= Zoetron therapy =

Ineffective cancer treatment

Zoetron therapy is an ineffective cancer treatment based on a large doughnut-shaped electromagnetic device (the "Zoetron machine").

The device was marketed by the CSCT company (standing for "Cell Specific Cancer Treatment", an alternative name for the therapy). It was claimed to detect cancer, and to "destroy cancer cells without harming adjacent normal cells". The promotion of the machine was backed by the publication of a number of misleading case reports.

In 2003 the U.S. Federal Trade Commission took action against CSCT in coordination with the Canadian and Mexican authorities, alleging that the company had been falsely promoting its device as a cancer treatment online, and charging for its use in cancer clinics in Tijuana, Mexico. In 2005 criminal charges were bought against the company's officers for making false or misleading claims about the worth of the Zoetron machine.

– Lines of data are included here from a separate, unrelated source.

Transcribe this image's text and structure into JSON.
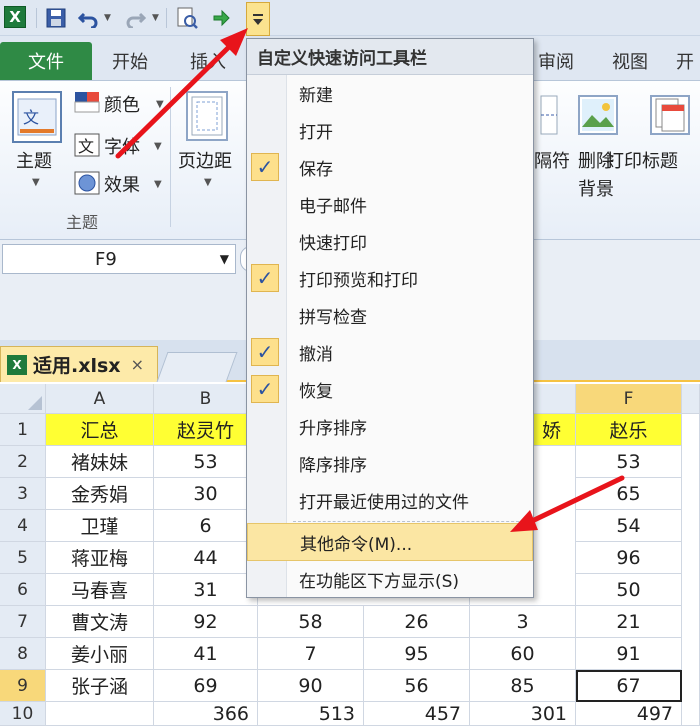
{
  "quick_access": {
    "customize_icon": "dropdown-caret"
  },
  "tabs": {
    "file": "文件",
    "home": "开始",
    "insert": "插入",
    "review": "审阅",
    "view": "视图",
    "more": "开"
  },
  "ribbon": {
    "themes_button": "主题",
    "colors": "颜色",
    "fonts": "字体",
    "effects": "效果",
    "themes_group": "主题",
    "margins": "页边距",
    "breaks": "隔符",
    "delete_bg_line1": "删除",
    "delete_bg_line2": "背景",
    "print_titles": "打印标题"
  },
  "formula_bar": {
    "namebox": "F9"
  },
  "sheet_tab": {
    "label": "适用.xlsx",
    "close": "×"
  },
  "menu": {
    "title": "自定义快速访问工具栏",
    "items": [
      {
        "label": "新建",
        "checked": false
      },
      {
        "label": "打开",
        "checked": false
      },
      {
        "label": "保存",
        "checked": true
      },
      {
        "label": "电子邮件",
        "checked": false
      },
      {
        "label": "快速打印",
        "checked": false
      },
      {
        "label": "打印预览和打印",
        "checked": true
      },
      {
        "label": "拼写检查",
        "checked": false
      },
      {
        "label": "撤消",
        "checked": true
      },
      {
        "label": "恢复",
        "checked": true
      },
      {
        "label": "升序排序",
        "checked": false
      },
      {
        "label": "降序排序",
        "checked": false
      },
      {
        "label": "打开最近使用过的文件",
        "checked": false
      }
    ],
    "more_commands": "其他命令(M)...",
    "show_below": "在功能区下方显示(S)",
    "check_glyph": "✓"
  },
  "sheet": {
    "col_headers": [
      "A",
      "B",
      "F"
    ],
    "row_headers": [
      "1",
      "2",
      "3",
      "4",
      "5",
      "6",
      "7",
      "8",
      "9",
      "10"
    ],
    "header_row": {
      "A": "汇总",
      "B": "赵灵竹",
      "E": "娇",
      "F": "赵乐"
    },
    "col_a": [
      "褚妹妹",
      "金秀娟",
      "卫瑾",
      "蒋亚梅",
      "马春喜",
      "曹文涛",
      "姜小丽",
      "张子涵"
    ],
    "col_b": [
      "53",
      "30",
      "6",
      "44",
      "31",
      "92",
      "41",
      "69"
    ],
    "col_f": [
      "53",
      "65",
      "54",
      "96",
      "50",
      "21",
      "91",
      "67"
    ],
    "row7": {
      "C": "58",
      "D": "26",
      "E": "3"
    },
    "row8": {
      "C": "7",
      "D": "95",
      "E": "60"
    },
    "row9": {
      "C": "90",
      "D": "56",
      "E": "85"
    },
    "row10": {
      "B": "366",
      "C": "513",
      "D": "457",
      "E": "301",
      "F": "497"
    }
  },
  "colors": {
    "file_tab": "#2f8a45",
    "highlight": "#ffff33",
    "arrow": "#e8141b"
  }
}
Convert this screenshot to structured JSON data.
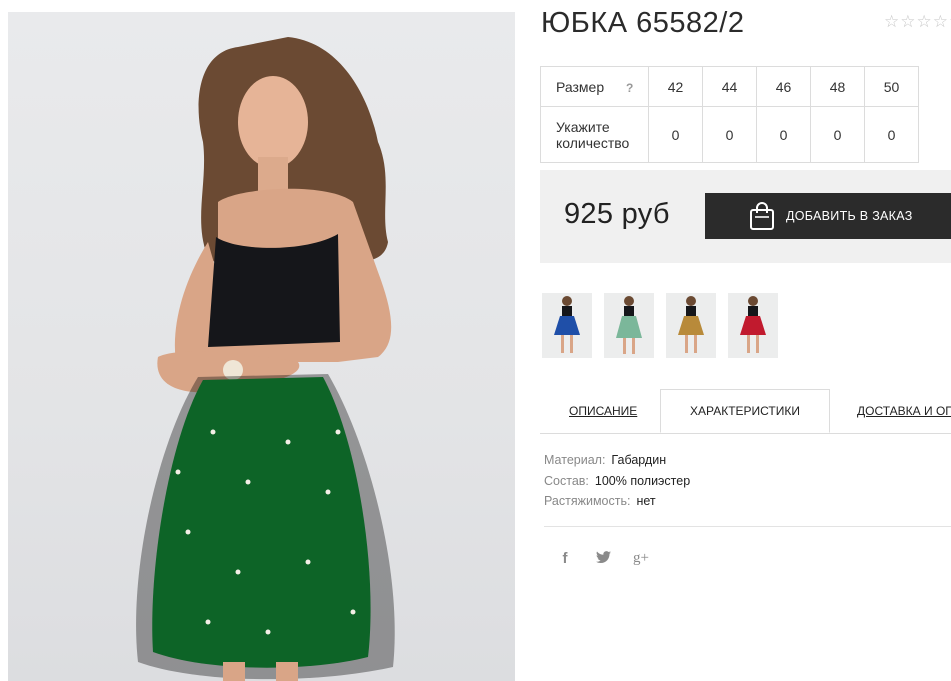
{
  "product": {
    "title": "ЮБКА 65582/2",
    "rating_stars": [
      "☆",
      "☆",
      "☆",
      "☆",
      "☆"
    ]
  },
  "sizes": {
    "size_label": "Размер",
    "help": "?",
    "values": [
      "42",
      "44",
      "46",
      "48",
      "50"
    ],
    "qty_label_line1": "Укажите",
    "qty_label_line2": "количество",
    "quantities": [
      "0",
      "0",
      "0",
      "0",
      "0"
    ]
  },
  "purchase": {
    "price": "925 руб",
    "order_button": "ДОБАВИТЬ В ЗАКАЗ"
  },
  "thumbnails": [
    {
      "color": "#1f4fa8",
      "name": "blue"
    },
    {
      "color": "#7bb79a",
      "name": "mint"
    },
    {
      "color": "#b88a3a",
      "name": "gold"
    },
    {
      "color": "#c11a2e",
      "name": "red"
    }
  ],
  "tabs": {
    "description": "ОПИСАНИЕ",
    "characteristics": "ХАРАКТЕРИСТИКИ",
    "delivery": "ДОСТАВКА И ОПЛАТА"
  },
  "specs": [
    {
      "key": "Материал:",
      "value": "Габардин"
    },
    {
      "key": "Состав:",
      "value": "100% полиэстер"
    },
    {
      "key": "Растяжимость:",
      "value": "нет"
    }
  ],
  "social": {
    "facebook": "f",
    "twitter": "🐦",
    "google": "g+"
  },
  "colors": {
    "skirt": "#159a3c",
    "button_bg": "#2b2b2b",
    "price_bar_bg": "#f0f0f0"
  }
}
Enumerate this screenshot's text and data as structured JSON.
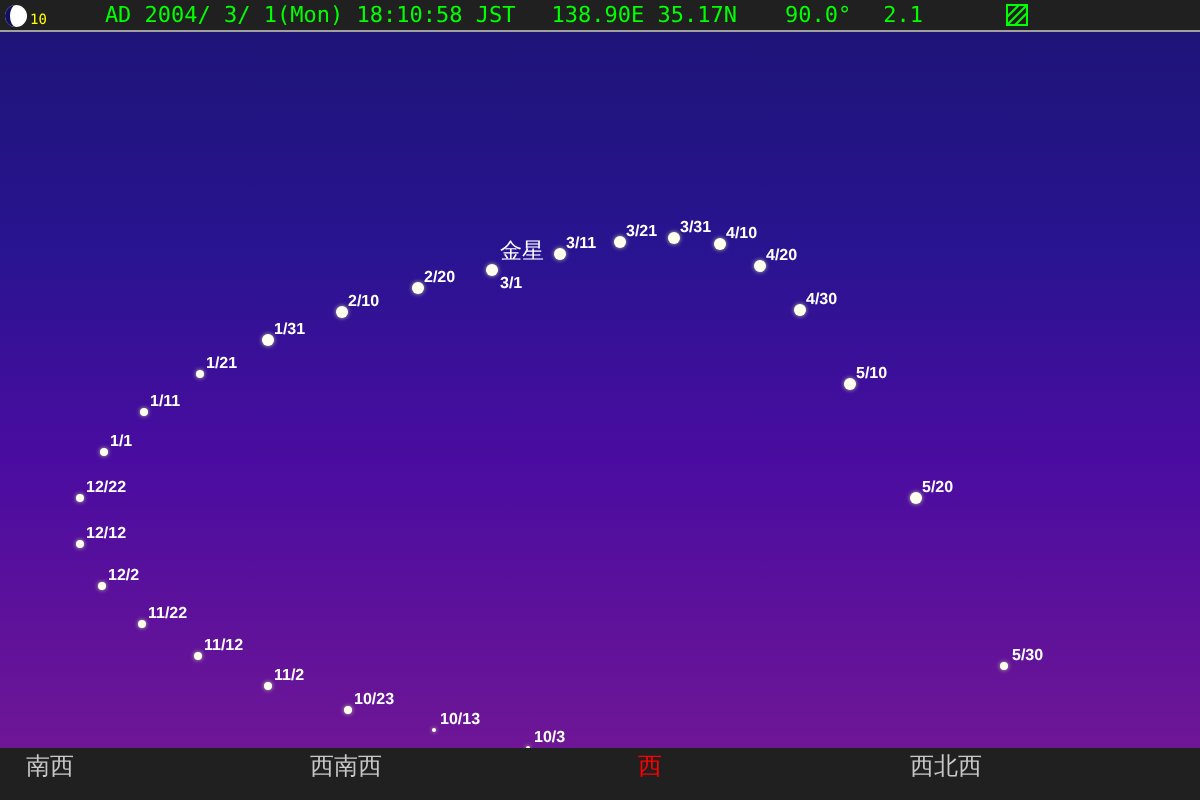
{
  "status_bar": {
    "moon_age": "10",
    "datetime": "AD 2004/ 3/ 1(Mon) 18:10:58 JST",
    "location": "138.90E 35.17N",
    "field_of_view": "90.0°",
    "magnitude": "2.1"
  },
  "planet": {
    "name": "金星"
  },
  "positions": [
    {
      "label": "1/1"
    },
    {
      "label": "1/11"
    },
    {
      "label": "1/21"
    },
    {
      "label": "1/31"
    },
    {
      "label": "2/10"
    },
    {
      "label": "2/20"
    },
    {
      "label": "3/1"
    },
    {
      "label": "3/11"
    },
    {
      "label": "3/21"
    },
    {
      "label": "3/31"
    },
    {
      "label": "4/10"
    },
    {
      "label": "4/20"
    },
    {
      "label": "4/30"
    },
    {
      "label": "5/10"
    },
    {
      "label": "5/20"
    },
    {
      "label": "5/30"
    },
    {
      "label": "12/22"
    },
    {
      "label": "12/12"
    },
    {
      "label": "12/2"
    },
    {
      "label": "11/22"
    },
    {
      "label": "11/12"
    },
    {
      "label": "11/2"
    },
    {
      "label": "10/23"
    },
    {
      "label": "10/13"
    },
    {
      "label": "10/3"
    }
  ],
  "directions": [
    {
      "label": "南西",
      "selected": false
    },
    {
      "label": "西南西",
      "selected": false
    },
    {
      "label": "西",
      "selected": true
    },
    {
      "label": "西北西",
      "selected": false
    }
  ]
}
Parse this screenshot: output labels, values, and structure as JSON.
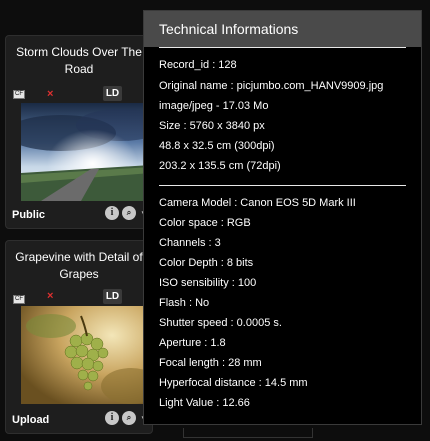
{
  "cards": [
    {
      "title_line1": "Storm Clouds Over The",
      "title_line2": "Road",
      "badge": "LD",
      "chip_label": "CF",
      "status": "Public"
    },
    {
      "title_line1": "Grapevine with Detail of",
      "title_line2": "Grapes",
      "badge": "LD",
      "chip_label": "CF",
      "status": "Upload"
    }
  ],
  "icons": {
    "info": "i",
    "zoom": "🔍"
  },
  "panel": {
    "title": "Technical Informations",
    "file_info": [
      "Record_id : 128",
      "Original name : picjumbo.com_HANV9909.jpg",
      "image/jpeg - 17.03 Mo",
      "Size : 5760 x 3840 px",
      "48.8 x 32.5 cm (300dpi)",
      "203.2 x 135.5 cm (72dpi)"
    ],
    "camera_info": [
      "Camera Model : Canon EOS 5D Mark III",
      "Color space : RGB",
      "Channels : 3",
      "Color Depth : 8 bits",
      "ISO sensibility : 100",
      "Flash : No",
      "Shutter speed : 0.0005 s.",
      "Aperture : 1.8",
      "Focal length : 28 mm",
      "Hyperfocal distance : 14.5 mm",
      "Light Value : 12.66"
    ]
  }
}
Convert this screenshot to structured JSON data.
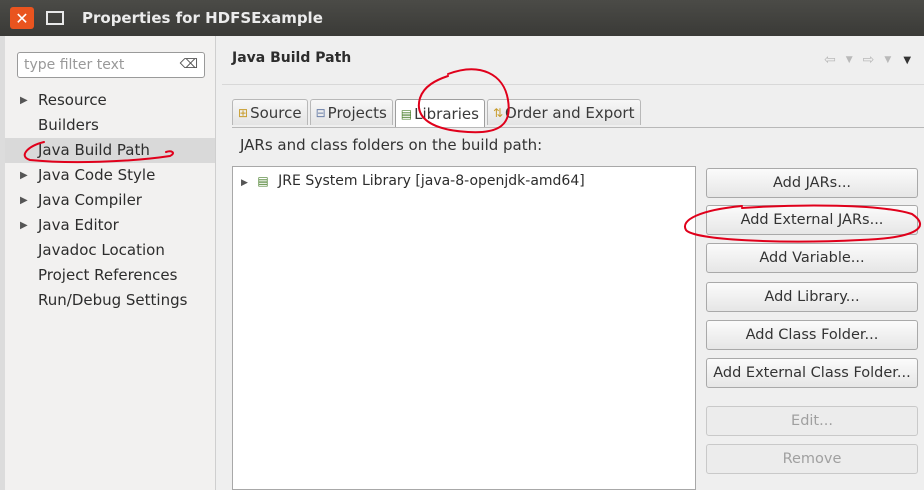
{
  "window": {
    "title": "Properties for HDFSExample",
    "close_glyph": "✕"
  },
  "sidebar": {
    "filter_placeholder": "type filter text",
    "items": [
      {
        "label": "Resource",
        "expandable": true
      },
      {
        "label": "Builders",
        "expandable": false
      },
      {
        "label": "Java Build Path",
        "expandable": false,
        "selected": true
      },
      {
        "label": "Java Code Style",
        "expandable": true
      },
      {
        "label": "Java Compiler",
        "expandable": true
      },
      {
        "label": "Java Editor",
        "expandable": true
      },
      {
        "label": "Javadoc Location",
        "expandable": false
      },
      {
        "label": "Project References",
        "expandable": false
      },
      {
        "label": "Run/Debug Settings",
        "expandable": false
      }
    ]
  },
  "main": {
    "title": "Java Build Path",
    "tabs": [
      {
        "label": "Source",
        "icon": "source-folder-icon"
      },
      {
        "label": "Projects",
        "icon": "projects-icon"
      },
      {
        "label": "Libraries",
        "icon": "libraries-icon",
        "active": true
      },
      {
        "label": "Order and Export",
        "icon": "order-export-icon"
      }
    ],
    "description": "JARs and class folders on the build path:",
    "libraries": [
      {
        "label": "JRE System Library [java-8-openjdk-amd64]",
        "icon": "library-icon"
      }
    ],
    "buttons": [
      {
        "label": "Add JARs...",
        "enabled": true
      },
      {
        "label": "Add External JARs...",
        "enabled": true
      },
      {
        "label": "Add Variable...",
        "enabled": true
      },
      {
        "label": "Add Library...",
        "enabled": true
      },
      {
        "label": "Add Class Folder...",
        "enabled": true
      },
      {
        "label": "Add External Class Folder...",
        "enabled": true
      },
      {
        "label": "Edit...",
        "enabled": false
      },
      {
        "label": "Remove",
        "enabled": false
      }
    ]
  },
  "colors": {
    "titlebar": "#3c3b37",
    "close_button": "#e9541f",
    "annotation": "#e0001b"
  }
}
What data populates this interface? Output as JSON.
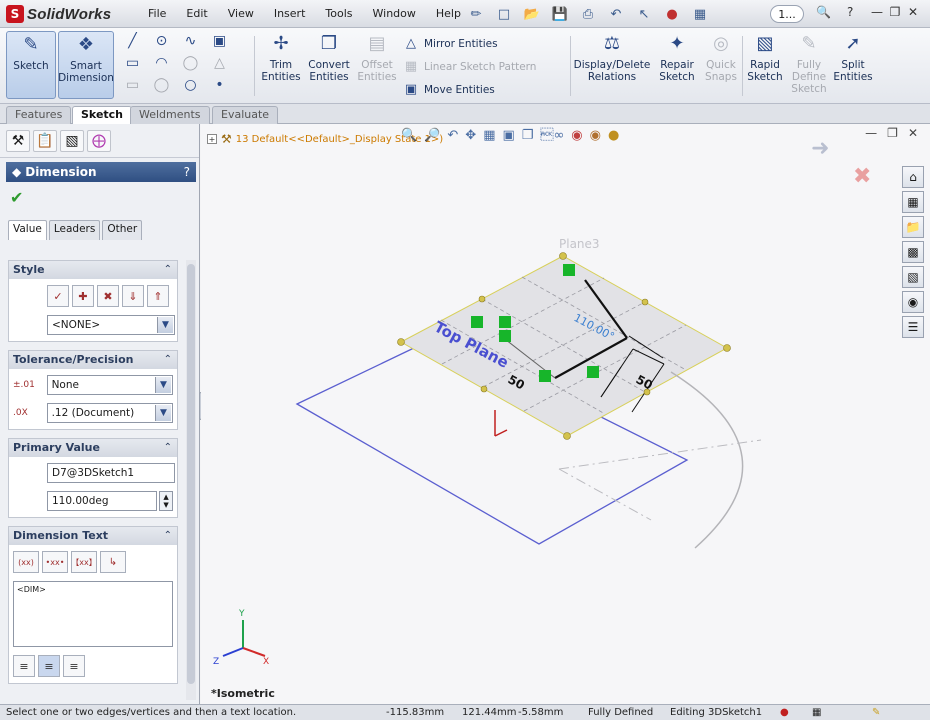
{
  "app": {
    "logo_text": "SolidWorks"
  },
  "menu": [
    "File",
    "Edit",
    "View",
    "Insert",
    "Tools",
    "Window",
    "Help"
  ],
  "search": {
    "label": "1..."
  },
  "toolbar": {
    "sketch": "Sketch",
    "smart_dimension": [
      "Smart",
      "Dimension"
    ],
    "trim": [
      "Trim",
      "Entities"
    ],
    "convert": [
      "Convert",
      "Entities"
    ],
    "offset": [
      "Offset",
      "Entities"
    ],
    "mirror": "Mirror Entities",
    "linear_pattern": "Linear Sketch Pattern",
    "move": "Move Entities",
    "display_delete": [
      "Display/Delete",
      "Relations"
    ],
    "repair": [
      "Repair",
      "Sketch"
    ],
    "quick_snaps": [
      "Quick",
      "Snaps"
    ],
    "rapid": [
      "Rapid",
      "Sketch"
    ],
    "fully_define": [
      "Fully",
      "Define",
      "Sketch"
    ],
    "split": [
      "Split",
      "Entities"
    ]
  },
  "tabs": [
    "Features",
    "Sketch",
    "Weldments",
    "Evaluate"
  ],
  "pm": {
    "title": "Dimension",
    "help": "?",
    "subtabs": [
      "Value",
      "Leaders",
      "Other"
    ],
    "style": {
      "header": "Style",
      "select": "<NONE>"
    },
    "tolerance": {
      "header": "Tolerance/Precision",
      "type": "None",
      "precision": ".12 (Document)"
    },
    "primary": {
      "header": "Primary Value",
      "name": "D7@3DSketch1",
      "value": "110.00deg"
    },
    "dimtext": {
      "header": "Dimension Text",
      "buttons": [
        "(xx)",
        "•xx•",
        "【xx】",
        "↳"
      ],
      "text": "<DIM>"
    }
  },
  "graphics": {
    "tree_text": "13  Default<<Default>_Display State 1>)",
    "plane3": "Plane3",
    "top_plane": "Top Plane",
    "dim_110": "110.00°",
    "dim_50a": "50",
    "dim_50b": "50",
    "view": "*Isometric",
    "axes": {
      "x": "X",
      "y": "Y",
      "z": "Z"
    }
  },
  "status": {
    "message": "Select one or two edges/vertices and then a text location.",
    "x": "-115.83mm",
    "y": "121.44mm",
    "z": "-5.58mm",
    "defined": "Fully Defined",
    "editing": "Editing 3DSketch1"
  }
}
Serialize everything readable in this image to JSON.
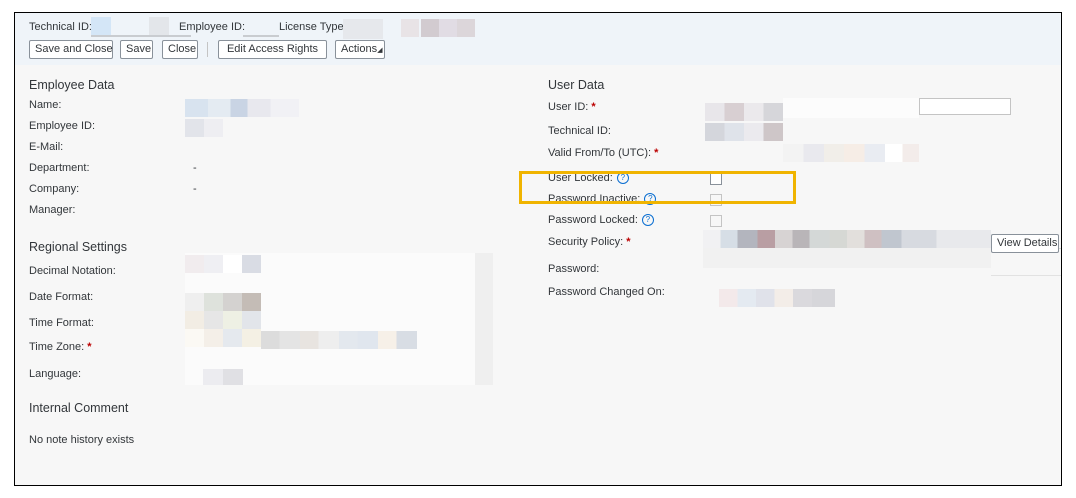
{
  "header": {
    "technical_id_label": "Technical ID:",
    "employee_id_label": "Employee ID:",
    "license_type_label": "License Type:"
  },
  "toolbar": {
    "save_close_label": "Save and Close",
    "save_label": "Save",
    "close_label": "Close",
    "edit_access_label": "Edit Access Rights",
    "actions_label": "Actions"
  },
  "employee_data": {
    "title": "Employee Data",
    "name_label": "Name:",
    "employee_id_label": "Employee ID:",
    "email_label": "E-Mail:",
    "department_label": "Department:",
    "department_value": "-",
    "company_label": "Company:",
    "company_value": "-",
    "manager_label": "Manager:"
  },
  "regional_settings": {
    "title": "Regional Settings",
    "decimal_label": "Decimal Notation:",
    "date_label": "Date Format:",
    "time_format_label": "Time Format:",
    "time_zone_label": "Time Zone:",
    "language_label": "Language:"
  },
  "internal_comment": {
    "title": "Internal Comment",
    "text": "No note history exists"
  },
  "user_data": {
    "title": "User Data",
    "user_id_label": "User ID:",
    "technical_id_label": "Technical ID:",
    "valid_label": "Valid From/To (UTC):",
    "user_locked_label": "User Locked:",
    "password_inactive_label": "Password Inactive:",
    "password_locked_label": "Password Locked:",
    "security_policy_label": "Security Policy:",
    "view_details_label": "View Details",
    "password_label": "Password:",
    "password_changed_label": "Password Changed On:",
    "required_mark": "*",
    "help_mark": "?"
  },
  "colors": {
    "highlight": "#f0b400",
    "required": "#bb0000",
    "help": "#0a6ed1"
  }
}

Patients being treated with the machine had been asked to pay up to US$15,000 in advance, however the treatment had no therapeutic value: on inspection the device was found to consist of weak magnets that could have no effect on cancer. Quackwatch states: "There is no scientific evidence or reason to believe that exposure to weak magnetic fields will kill any cells or that cancer cells accumulate iron or respond differently than normal cells to a magnetic field."